Part of the goal at Mueller is to show people how natives can be used in a garden. “If we get these same prairie plants into yards, you’ve effectively extended the prairie and all its function across the urban landscape. It will no longer be like, ‘Here is nature, and here is something else: your yard.’” Simmons notes that unfortunately only about 50 of roughly 5,000 native vascular species in Texas can be purchased at commercial nurseries. This number, however, is increasing every year as interest grows.
Challenges of Urban Prairies
Restoring long-suffering prairie remnants and creating them from nothing are equally challenging. One of the biggest obstacles is keeping out invasive species like the Johnson grass and King Ranch bluestem that trouble Mueller. More than that, conventional landscape maintenance staff often lack proper training. Simmons says, “It’s a learning process. You can’t walk away from restoration. When local communities tend restored landscapes like this it not only benefits the land but also becomes an enriching experience for the people. ”
Appearance can be another obstacle. To the uneducated eye, a prairie may look neglected and unkempt. Chicago uses signage and fencing to deal with this issue. “We put them up throughout the process,” Yermakov says. “When we’re killing the turf grass, we’ll put up a sign that tells people why this grass is brown. If we put in a cover crop and mow it to bring more sunlight to native seed, we put up a sign explaining why we’re mowing. Any major action we take, we put up explanatory signs.” Signs are used to identify the habitat, what it is used for and its history. They also take into consideration planting methods as well as attributes of plants that have traditional aesthetic appeal. The district takes projects to local advisory councils as well, to communicate with the community and allow residents to comment. An active volunteer stewardship program recruits people from the community to be involved in restoration projects, creating a constituency.
Outlining prairie areas with fences makes them look intentional and helps counter the perception that someone just forgot to mow, Yermakov says. Shorter species may be used in certain areas, or a suite of species that provide color through the season to enhance aesthetics.
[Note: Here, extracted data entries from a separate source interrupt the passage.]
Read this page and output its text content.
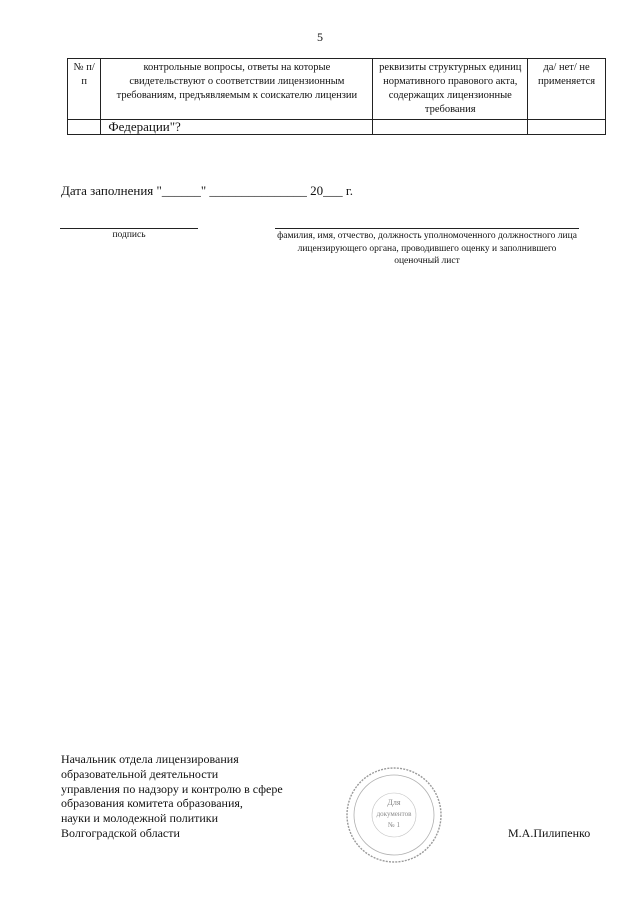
5
№ п/п	контрольные вопросы, ответы на которые свидетельствуют о соответствии лицензионным требованиям, предъявляемым к соискателю лицензии	реквизиты структурных единиц нормативного правового акта, содержащих лицензионные требования	да/ нет/ не применяется
	Федерации"?		
Дата заполнения "______" _______________ 20___ г.
подпись	фамилия, имя, отчество, должность уполномоченного должностного лица лицензирующего органа, проводившего оценку и заполнившего оценочный лист
Начальник отдела лицензирования
образовательной деятельности
управления по надзору и контролю в сфере
образования комитета образования,
науки и молодежной политики
Волгоградской области
Для
документов
№ 1
М.А.Пилипенко
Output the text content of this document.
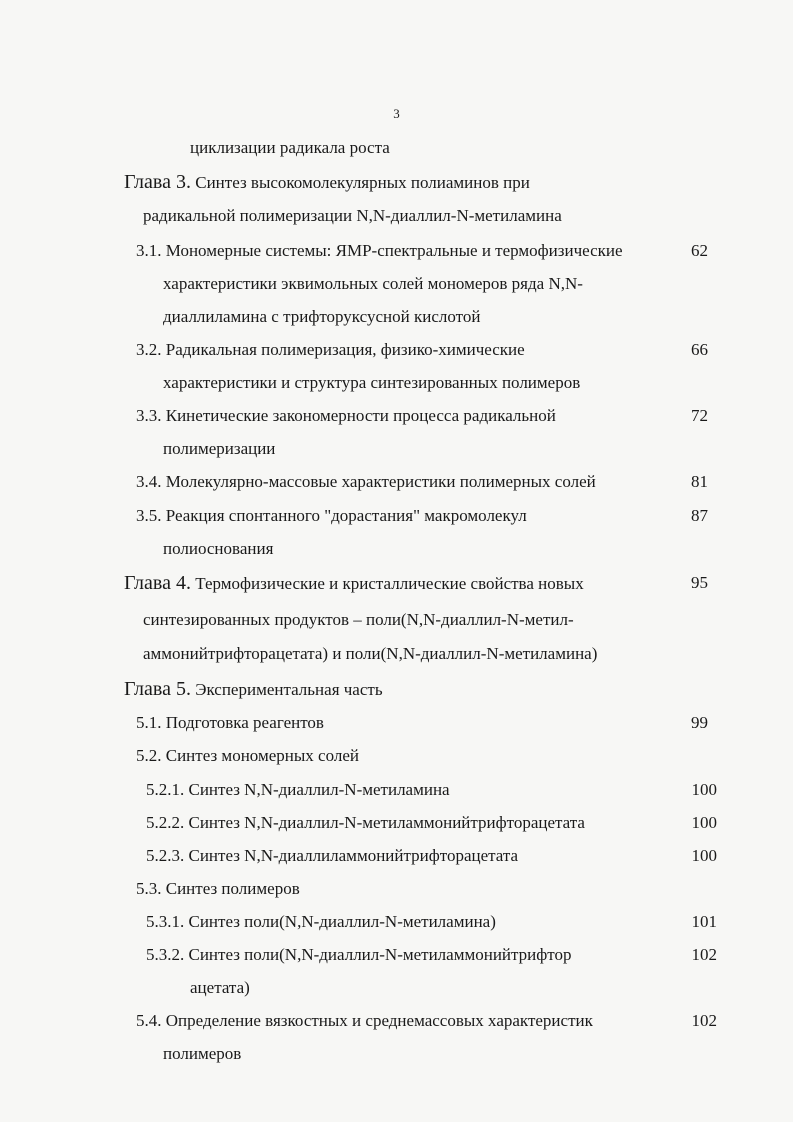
3
циклизации радикала роста
Глава 3. Синтез высокомолекулярных полиаминов при
радикальной полимеризации N,N-диаллил-N-метиламина
3.1. Мономерные системы: ЯМР-спектральные и термофизические	62
характеристики эквимольных солей мономеров ряда N,N-
диаллиламина с трифторуксусной кислотой
3.2. Радикальная полимеризация, физико-химические	66
характеристики и структура синтезированных полимеров
3.3. Кинетические закономерности процесса радикальной	72
полимеризации
3.4. Молекулярно-массовые характеристики полимерных солей	81
3.5. Реакция спонтанного "дорастания" макромолекул	87
полиоснования
Глава 4. Термофизические и кристаллические свойства новых	95
синтезированных продуктов – поли(N,N-диаллил-N-метил-
аммонийтрифторацетата) и поли(N,N-диаллил-N-метиламина)
Глава 5. Экспериментальная часть
5.1. Подготовка реагентов	99
5.2. Синтез мономерных солей
5.2.1. Синтез N,N-диаллил-N-метиламина	100
5.2.2. Синтез N,N-диаллил-N-метиламмонийтрифторацетата	100
5.2.3. Синтез N,N-диаллиламмонийтрифторацетата	100
5.3. Синтез полимеров
5.3.1. Синтез поли(N,N-диаллил-N-метиламина)	101
5.3.2. Синтез поли(N,N-диаллил-N-метиламмонийтрифтор	102
ацетата)
5.4. Определение вязкостных и среднемассовых характеристик	102
полимеров
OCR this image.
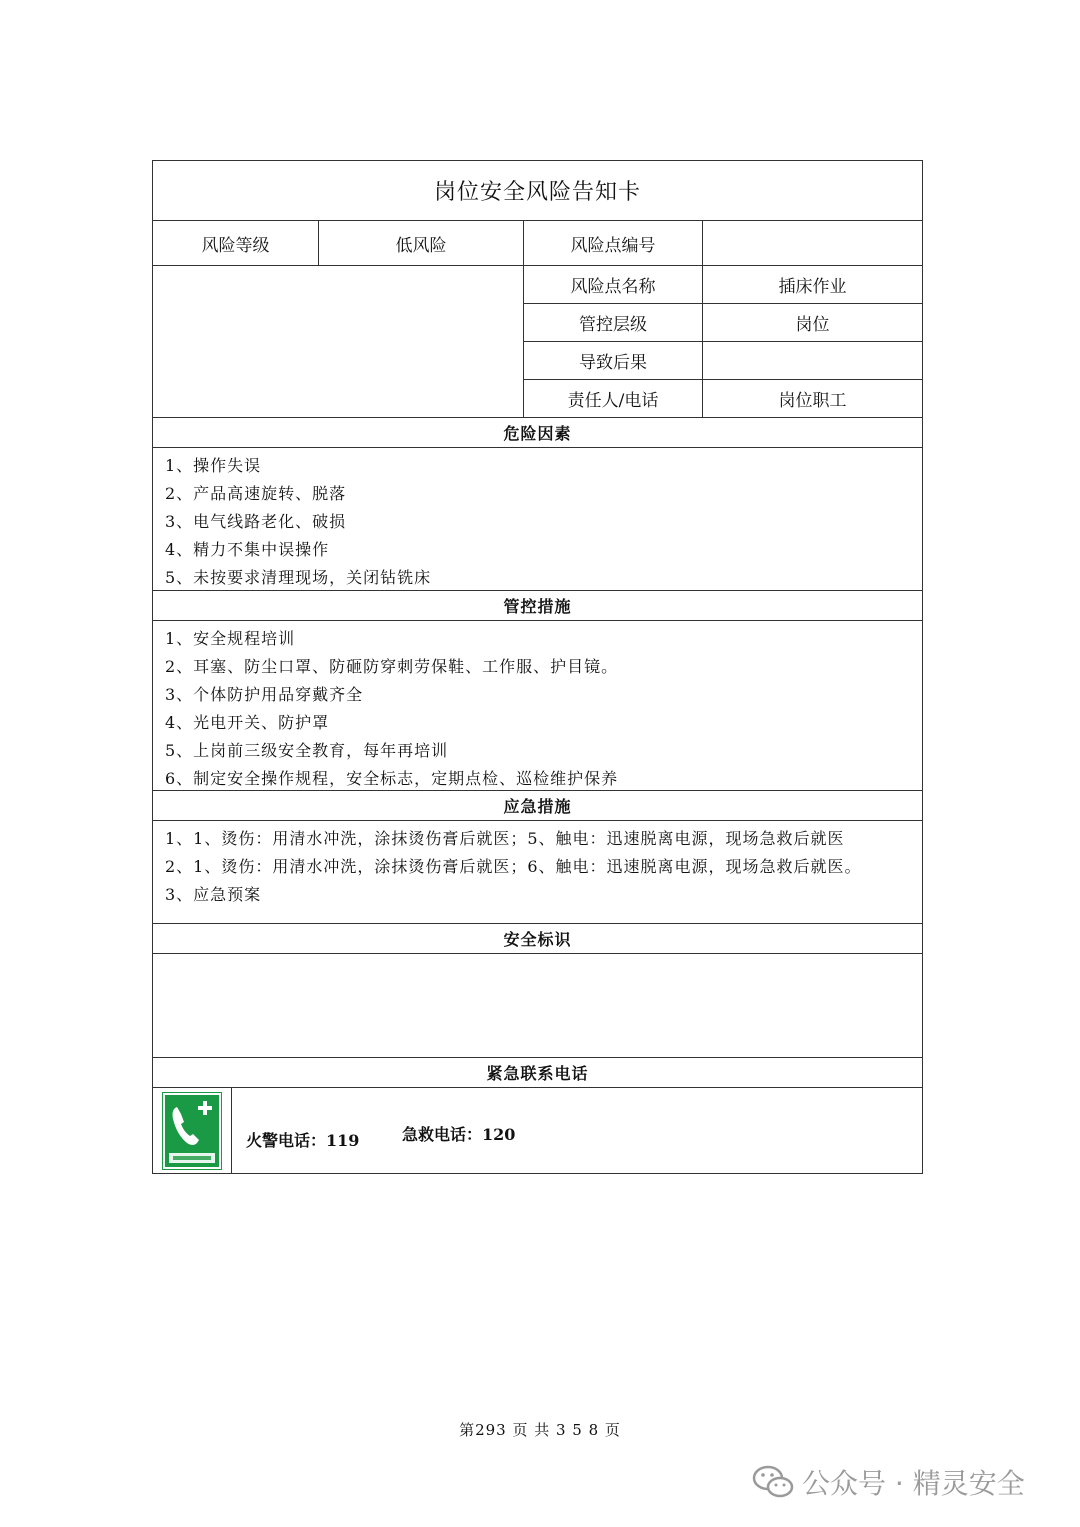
岗位安全风险告知卡
风险等级	低风险	风险点编号
风险点名称	插床作业
管控层级	岗位
导致后果
责任人/电话	岗位职工
危险因素
1、操作失误
2、产品高速旋转、脱落
3、电气线路老化、破损
4、精力不集中误操作
5、未按要求清理现场，关闭钻铣床
管控措施
1、安全规程培训
2、耳塞、防尘口罩、防砸防穿刺劳保鞋、工作服、护目镜。
3、个体防护用品穿戴齐全
4、光电开关、防护罩
5、上岗前三级安全教育，每年再培训
6、制定安全操作规程，安全标志，定期点检、巡检维护保养
应急措施
1、1、烫伤：用清水冲洗，涂抹烫伤膏后就医；5、触电：迅速脱离电源，现场急救后就医
2、1、烫伤：用清水冲洗，涂抹烫伤膏后就医；6、触电：迅速脱离电源，现场急救后就医。
3、应急预案
安全标识
紧急联系电话
火警电话：119	急救电话：120
第293 页 共 3 5 8 页
公众号 · 精灵安全
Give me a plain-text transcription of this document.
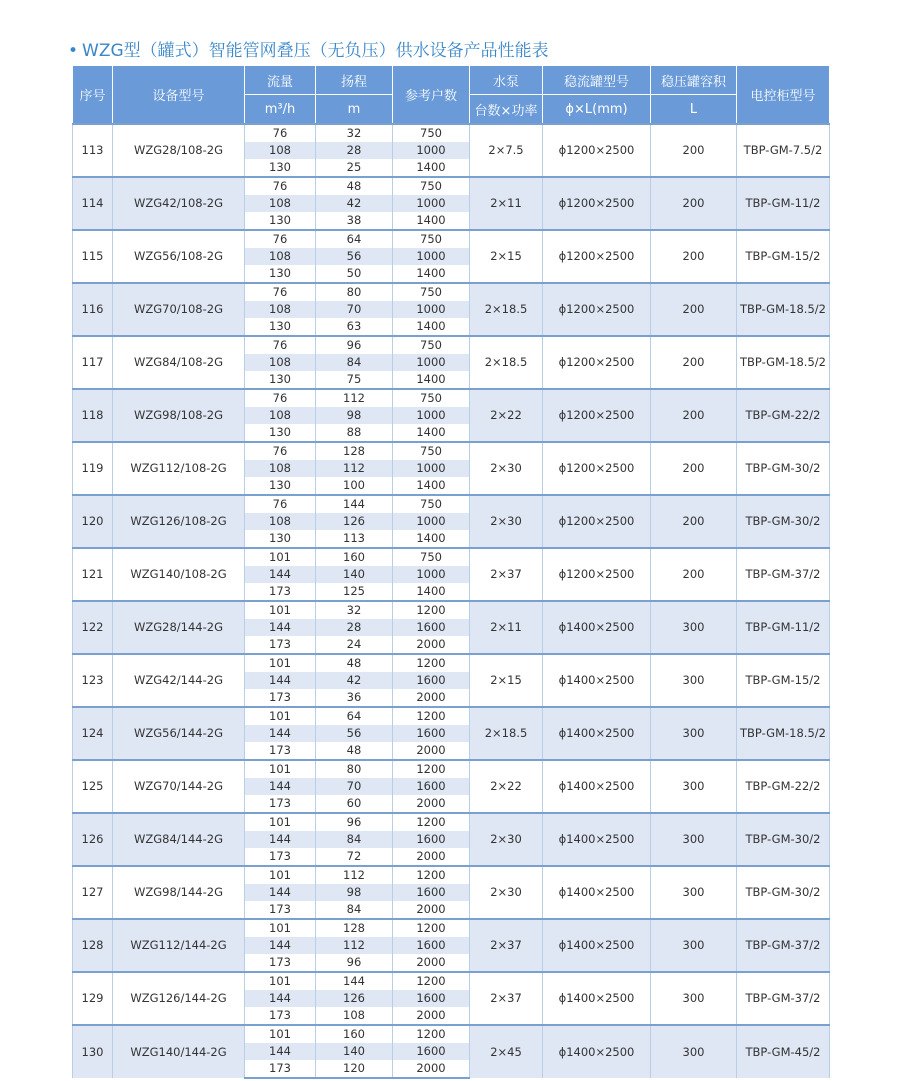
• WZG型（罐式）智能管网叠压（无负压）供水设备产品性能表
序号	设备型号	流量	扬程	参考户数	水泵	稳流罐型号	稳压罐容积	电控柜型号
		m³/h	m		台数×功率	ϕ×L(mm)	L	
113	WZG28/108-2G	76	32	750	2×7.5	ϕ1200×2500	200	TBP-GM-7.5/2
		108	28	1000				
		130	25	1400				
114	WZG42/108-2G	76	48	750	2×11	ϕ1200×2500	200	TBP-GM-11/2
		108	42	1000				
		130	38	1400				
115	WZG56/108-2G	76	64	750	2×15	ϕ1200×2500	200	TBP-GM-15/2
		108	56	1000				
		130	50	1400				
116	WZG70/108-2G	76	80	750	2×18.5	ϕ1200×2500	200	TBP-GM-18.5/2
		108	70	1000				
		130	63	1400				
117	WZG84/108-2G	76	96	750	2×18.5	ϕ1200×2500	200	TBP-GM-18.5/2
		108	84	1000				
		130	75	1400				
118	WZG98/108-2G	76	112	750	2×22	ϕ1200×2500	200	TBP-GM-22/2
		108	98	1000				
		130	88	1400				
119	WZG112/108-2G	76	128	750	2×30	ϕ1200×2500	200	TBP-GM-30/2
		108	112	1000				
		130	100	1400				
120	WZG126/108-2G	76	144	750	2×30	ϕ1200×2500	200	TBP-GM-30/2
		108	126	1000				
		130	113	1400				
121	WZG140/108-2G	101	160	750	2×37	ϕ1200×2500	200	TBP-GM-37/2
		144	140	1000				
		173	125	1400				
122	WZG28/144-2G	101	32	1200	2×11	ϕ1400×2500	300	TBP-GM-11/2
		144	28	1600				
		173	24	2000				
123	WZG42/144-2G	101	48	1200	2×15	ϕ1400×2500	300	TBP-GM-15/2
		144	42	1600				
		173	36	2000				
124	WZG56/144-2G	101	64	1200	2×18.5	ϕ1400×2500	300	TBP-GM-18.5/2
		144	56	1600				
		173	48	2000				
125	WZG70/144-2G	101	80	1200	2×22	ϕ1400×2500	300	TBP-GM-22/2
		144	70	1600				
		173	60	2000				
126	WZG84/144-2G	101	96	1200	2×30	ϕ1400×2500	300	TBP-GM-30/2
		144	84	1600				
		173	72	2000				
127	WZG98/144-2G	101	112	1200	2×30	ϕ1400×2500	300	TBP-GM-30/2
		144	98	1600				
		173	84	2000				
128	WZG112/144-2G	101	128	1200	2×37	ϕ1400×2500	300	TBP-GM-37/2
		144	112	1600				
		173	96	2000				
129	WZG126/144-2G	101	144	1200	2×37	ϕ1400×2500	300	TBP-GM-37/2
		144	126	1600				
		173	108	2000				
130	WZG140/144-2G	101	160	1200	2×45	ϕ1400×2500	300	TBP-GM-45/2
		144	140	1600				
		173	120	2000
Prescribed burns in urban areas can be tricky. Burns at Jerry Smith Park, for example, have grown about as big as they can safely get, says Rizzo. Limits on burns effectively limit the size of urban prairies.
Another issue is public perception of desirable versus undesirable wildlife. At Mueller, people worry about rats, Simmons says. “But, while trash attracts nasty invasive rats, those in the prairie are harmless cotton rats.” People worry about snakes as well, but Woodbury argues that snakes increase wildlife diversity in a prairie. Some years ago in Illinois, one landowner sued another over a native landscape, in part over fear of snakes coming into his yard from the native landscape.
“That wouldn’t really happen,” Woodbury says. “Snakes don’t want to go into a mowed grass yard. In the end, though, the judge said that this state once was tallgrass prairie, and that is an appropriate landscape even in a residential neighborhood, if done correctly.”
Urban sites such as Mueller are opportunities to show prairie done correctly. “We’re not just restoring prairie but showing its value,” says Simmons. “It’s a good field to be in.” No pun intended.